Apoio ao movimento Ocupe Estelita atinge Cine PE

Neusa Barbosa, do Recife

Foi uma noite 100% pernambucana, tanto na origem dos filmes como no engajamento aos protestos em defesa do movimento Ocupe Estelita que tem dominado as ruas do Recife nos últimos dias. A quarta noite competitiva do Cine PE assistiu cineastas, técnicos e atores dos filmes concorrentes levantando faixas no palco do cine São Luiz, manifestando-se contra a aprovação de um projeto pela prefeitura do Recife, na calada da noite de segunda, que libera a área, localizada no centro histórico da capital pernambucana, para outros fins que não o lazer e a moradia popular, objetivos do movimento, tornando o episódio mais uma batalha dentro da luta contra a descaraterização da cidade pela especulação imobiliária.
 
Manifestaram-se pelo movimento, por exemplo, as equipes dos longas Permanência, de Leonardo Lacca, O gigantesco imã, de Petrônio e Tiago Scorza, e do curta Bajado, de Marcelo Pinheiro.
 
Já exibida em outros festivais, a ficção Permanência retoma e alarga o tema de outro curta do diretor – Décimo-segundo (2007), também estrelado, como o longa, por Irandhir Santos. No enredo, o reencontro de um ex-casal, o fotógrafo Ivo (Irandhir), a desenhista Rita (Rita Carelli), que agora está casada com outro (Silvio Restiffe), em São Paulo.  
 
Ostentando uma produção extremamente bem-cuidada, o longa de Lacca explora tensões sufocadas entre os antigos amantes. Também incorpora como seu assunto alguns ambientes de São Paulo, como o mundinho das exposições de fotografias, fincando-se num universo esnobe de classe média alta. Há muito apuro e sutileza visual e os intérpretes Irandhir e Rita são especialmente talentosos. Apesar disso, a história se ressente de um certo distanciamento, quase frieza, um certo artificialismo nas relações que rouba energia a uma narrativa que fala de paixão.
 
O documentário O gigantesco imã apresenta uma figura ímpar, um octagenário inventor incansável, cuja curiosidade vai das armas e motores à asa-delta.
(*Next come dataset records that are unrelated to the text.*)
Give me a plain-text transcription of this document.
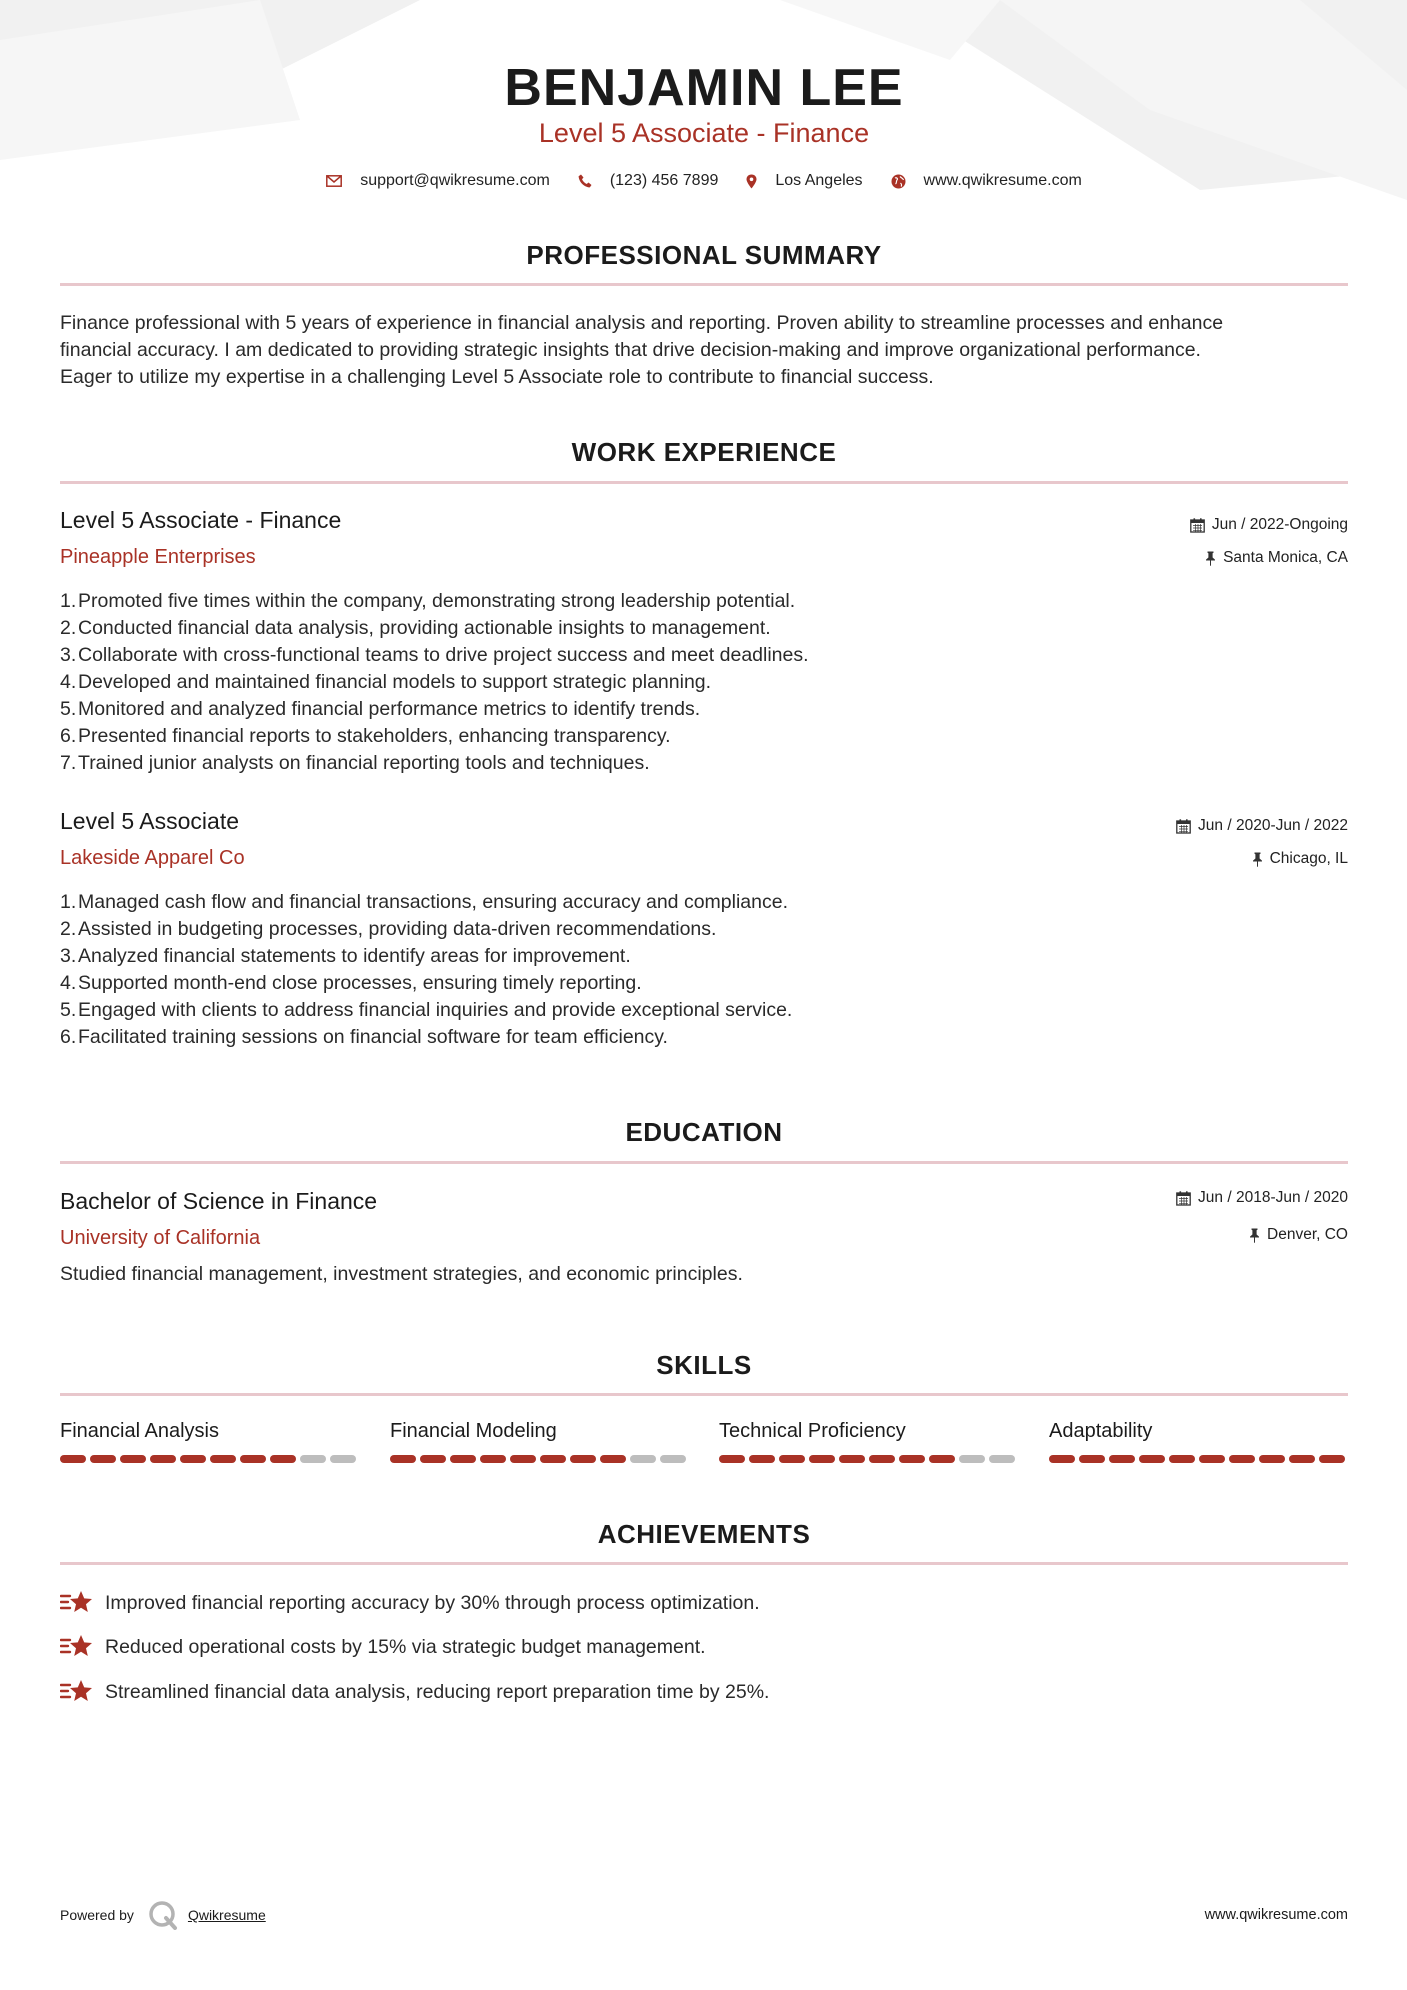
BENJAMIN LEE
Level 5 Associate - Finance
support@qwikresume.com	(123) 456 7899	Los Angeles	www.qwikresume.com
PROFESSIONAL SUMMARY
Finance professional with 5 years of experience in financial analysis and reporting. Proven ability to streamline processes and enhance
financial accuracy. I am dedicated to providing strategic insights that drive decision-making and improve organizational performance.
Eager to utilize my expertise in a challenging Level 5 Associate role to contribute to financial success.
WORK EXPERIENCE
Level 5 Associate - Finance
Pineapple Enterprises
Jun / 2022-Ongoing
Santa Monica, CA
1.Promoted five times within the company, demonstrating strong leadership potential.
2.Conducted financial data analysis, providing actionable insights to management.
3.Collaborate with cross-functional teams to drive project success and meet deadlines.
4.Developed and maintained financial models to support strategic planning.
5.Monitored and analyzed financial performance metrics to identify trends.
6.Presented financial reports to stakeholders, enhancing transparency.
7.Trained junior analysts on financial reporting tools and techniques.
Level 5 Associate
Lakeside Apparel Co
Jun / 2020-Jun / 2022
Chicago, IL
1.Managed cash flow and financial transactions, ensuring accuracy and compliance.
2.Assisted in budgeting processes, providing data-driven recommendations.
3.Analyzed financial statements to identify areas for improvement.
4.Supported month-end close processes, ensuring timely reporting.
5.Engaged with clients to address financial inquiries and provide exceptional service.
6.Facilitated training sessions on financial software for team efficiency.
EDUCATION
Bachelor of Science in Finance
University of California
Jun / 2018-Jun / 2020
Denver, CO
Studied financial management, investment strategies, and economic principles.
SKILLS
Financial Analysis	Financial Modeling	Technical Proficiency	Adaptability
ACHIEVEMENTS
Improved financial reporting accuracy by 30% through process optimization.
Reduced operational costs by 15% via strategic budget management.
Streamlined financial data analysis, reducing report preparation time by 25%.
Powered by	Qwikresume	www.qwikresume.com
Porém, mais uma vez, como aconteceu anteriormente, o som prejudicou o entendimento das falas. Ontem, os diretores do festival informaram que, após o evento, que se encerra nesta sexta com as premiações, o Cine São Luiz será fechado para reformas e o som estará entre uma das preocupações.
 
Curtas
 
Um certo artificialismo contaminou também o curta pernambucano Brócolis, em que a diretora Valentina Homem encena a história de uma mulher que perdeu uma filha e tenta reconstruir sua vida nos EUA (o curta é falado em inglês, com legendas).
 
Espontâneo, natural e rico de informações, o curta Bajado, de Marcelo Pinheiro, foi o contrário de tudo isso, apresentando de maneira criativa a figura ímpar do pintor olindense Bajado, fazendo bom uso de materiais em super-8 como suporte de arquivo.